Norman B. Leventhal Park: Boston, Massachusetts


There's no shortage of public spaces in Boston, but the city's first park to be privately financed is the Norman B. Leventhal Park located above an underground parking garage in the serpentine financial district. Where there once was a four-level, above-ground parking structure, there is today a popular and well-maintained space open year-round.

Designated Area

Bounded by Milk Street to the north, Pearl Street to the northeast, Franklin Street to the southeast and Congress Street to the southwest.

A fitness program is just one of dozens of activities held during the summer months in the park. Photo courtesy Friends of Post Office Square.

Planning Excellence

A decade in the making and costing $80 million, the idea for the park grew out of discussions in November 1981 between then-Mayor Kevin White and Norman Leventhal about redeveloping the site. Six months later, in April 1982, another meeting with the mayor formally introduced the concept of a park and underground garage.

To implement plans for the $80 million proposal, a private-public partnership was formed between the Friends of Post Office Square, established in 1983, several corporate supporters, the City of Boston, and Leventhal. Acquiring the land for the new park involved a four-year legal battle, which resolved when the leaseholder of the above-ground parking structure accepted a $6 million buyout in 1987.

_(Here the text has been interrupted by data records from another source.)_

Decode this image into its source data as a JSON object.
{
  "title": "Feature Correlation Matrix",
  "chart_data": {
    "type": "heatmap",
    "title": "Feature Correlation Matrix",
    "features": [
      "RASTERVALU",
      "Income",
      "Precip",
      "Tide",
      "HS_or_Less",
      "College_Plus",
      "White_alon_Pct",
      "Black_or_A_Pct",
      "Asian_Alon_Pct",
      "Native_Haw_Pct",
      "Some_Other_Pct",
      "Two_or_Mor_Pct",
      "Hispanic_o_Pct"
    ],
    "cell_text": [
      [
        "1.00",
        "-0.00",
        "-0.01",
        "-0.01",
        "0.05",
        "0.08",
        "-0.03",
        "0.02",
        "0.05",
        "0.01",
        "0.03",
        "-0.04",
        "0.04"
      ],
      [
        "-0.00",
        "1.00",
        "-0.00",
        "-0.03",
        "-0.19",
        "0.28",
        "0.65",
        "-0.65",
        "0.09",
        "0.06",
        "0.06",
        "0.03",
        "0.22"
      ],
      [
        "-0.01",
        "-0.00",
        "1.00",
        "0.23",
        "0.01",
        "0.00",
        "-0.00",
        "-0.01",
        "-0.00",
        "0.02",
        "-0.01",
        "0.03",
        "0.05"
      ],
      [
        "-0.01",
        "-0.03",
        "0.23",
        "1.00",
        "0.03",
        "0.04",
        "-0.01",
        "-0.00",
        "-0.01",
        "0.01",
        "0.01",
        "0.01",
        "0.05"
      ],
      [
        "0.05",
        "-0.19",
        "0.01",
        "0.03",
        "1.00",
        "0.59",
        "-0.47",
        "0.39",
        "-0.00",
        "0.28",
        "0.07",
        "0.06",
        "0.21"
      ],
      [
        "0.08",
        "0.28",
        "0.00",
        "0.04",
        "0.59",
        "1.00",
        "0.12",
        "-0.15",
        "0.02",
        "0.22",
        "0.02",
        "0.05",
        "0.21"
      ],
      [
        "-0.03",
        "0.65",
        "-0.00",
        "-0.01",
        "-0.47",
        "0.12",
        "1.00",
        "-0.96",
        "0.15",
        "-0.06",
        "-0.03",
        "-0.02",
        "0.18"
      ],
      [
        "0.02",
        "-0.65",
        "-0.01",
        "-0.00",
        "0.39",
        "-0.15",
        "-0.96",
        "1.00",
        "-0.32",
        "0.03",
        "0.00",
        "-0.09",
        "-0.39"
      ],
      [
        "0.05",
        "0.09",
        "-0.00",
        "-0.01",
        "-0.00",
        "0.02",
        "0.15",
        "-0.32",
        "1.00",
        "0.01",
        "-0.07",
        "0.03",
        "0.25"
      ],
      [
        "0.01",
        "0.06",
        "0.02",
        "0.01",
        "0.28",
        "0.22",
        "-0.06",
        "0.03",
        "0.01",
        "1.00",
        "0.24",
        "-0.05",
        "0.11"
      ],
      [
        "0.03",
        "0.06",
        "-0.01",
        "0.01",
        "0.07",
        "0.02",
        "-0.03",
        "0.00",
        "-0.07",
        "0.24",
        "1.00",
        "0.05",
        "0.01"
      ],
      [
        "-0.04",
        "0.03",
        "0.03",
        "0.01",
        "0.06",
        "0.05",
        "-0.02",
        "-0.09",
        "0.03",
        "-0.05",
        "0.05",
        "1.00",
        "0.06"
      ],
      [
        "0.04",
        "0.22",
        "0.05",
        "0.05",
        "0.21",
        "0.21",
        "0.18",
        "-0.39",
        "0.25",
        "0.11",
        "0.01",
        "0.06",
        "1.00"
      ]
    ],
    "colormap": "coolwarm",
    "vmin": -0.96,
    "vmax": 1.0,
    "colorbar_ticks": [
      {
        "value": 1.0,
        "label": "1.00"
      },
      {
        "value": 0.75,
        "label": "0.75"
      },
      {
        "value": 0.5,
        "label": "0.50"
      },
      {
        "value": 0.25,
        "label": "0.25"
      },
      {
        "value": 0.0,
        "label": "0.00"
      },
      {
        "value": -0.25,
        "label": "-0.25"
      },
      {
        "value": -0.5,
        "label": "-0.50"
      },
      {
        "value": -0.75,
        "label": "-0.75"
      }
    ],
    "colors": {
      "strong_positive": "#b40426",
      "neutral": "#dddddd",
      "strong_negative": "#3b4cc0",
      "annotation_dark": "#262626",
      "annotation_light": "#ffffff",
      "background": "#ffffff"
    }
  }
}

The 1.7-acre park features a great lawn, promenade, fountains, and more than 125 plant species. The four auto ramps leading to the parking garage are hidden by layers of grasses, bushes, flowers, trees, and iron fencing. Other details, materials and decorative patterns of the park were developed in keeping with the surrounding architecture.

Carefully maintained by the Friends of Post Office Square throughout the year with revenue generated by the parking operation, spring, summer, and early fall months see the most activity when an estimated 1,500 people use the park each week day during its hours of 6 a.m. to 9 p.m. Late spring and summer is also when the park offers mid-day performances by local musicians and outdoor exercise classes.

Since opening in 1991, the park has received more than two dozen awards for its excellent design, the example it sets for a privately owned and maintained public space, and the contributions it has made to the community.

The park features a wide variety of flora, including a rare specimen of tree from Harvard's Arnold Arboretum. Photo by Flickr user Jonathan Hinkle (hynkle) (CC BY-NC-SA 2.0).

Defining Characteristics, Features


  • Location of a four-story parking garage operated through 40-year lease with city (1954-1988)
  • Neighbors of Post Office Square (predecessor of Friends of Post Office Square) organized; 20 investors contribute $120,000 in seed money (1982)
  • Friends of Post Office Square formed under chairman Norman Leventhal with Bob Weinberg hired as president (1983)
  • Lease buy-out negotiated with parking garage owner for $6 million (1985-1987)
  • Park design process started; development agreement signed with the city (1987) and Halvorson Company of Boston selected landscape designer and prime contractor (1988)
  • Underground parking garage completed, opens to public (1990)
  • Park opens to public, 1991; completed in 1992


  • "Immanent Circumstance," a glass and bronze walk-through sculptural fountain in the middle of the North Plaza, designed by Howard Ben Tré. When operating, a "water dome" is created
  • Glass and bronze urn, also designed by Ben Tré, anchors seating area at park's south end; filling and overflowing water creates calmer ambiance in contrast to the more active south plaza
  • A 143-foot-long garden trellis on park's east side defines pedestrian walkway along Great Lawn; open dome in center supported by granite columns; designed by Halvorson Design Partnership
  • A subtle, computer controlled lighting scheme, designed by Ross Miller, edges the trellis; displays different colors that change seasonally and to celebrate local events
  • Two airy, iron, copper, and glass pavilions house escalator entrance to parking garage and Sip Café; both designed by the garage architect, Ellenzweig Associates of Cambridge
  • The Great Lawn is raised above the walkways by a granite curb, providing a relaxed retreat
  • Harvard University's Arnold Arboretum permanently loaned the park six unusual specimen trees, including a Hybrid Red Oak, an Eastern Arborvitae, and two Giant Western Arborvitae

Park Management & Activities

  • Park is privately operated and maintained by Friends of Post Square Office
  • Green seat cushions can be borrowed midday, Monday through Friday during the summer, from a cart located at Great Lawn's south end
  • Library on the Lawn: books can be borrowed midday, Monday through Friday, from a book cart on the honor system
  • Free Wi-Fi available throughout park

Beneath the park is a 1,500-space parking garage. Photo courtesy Ed Wonsek.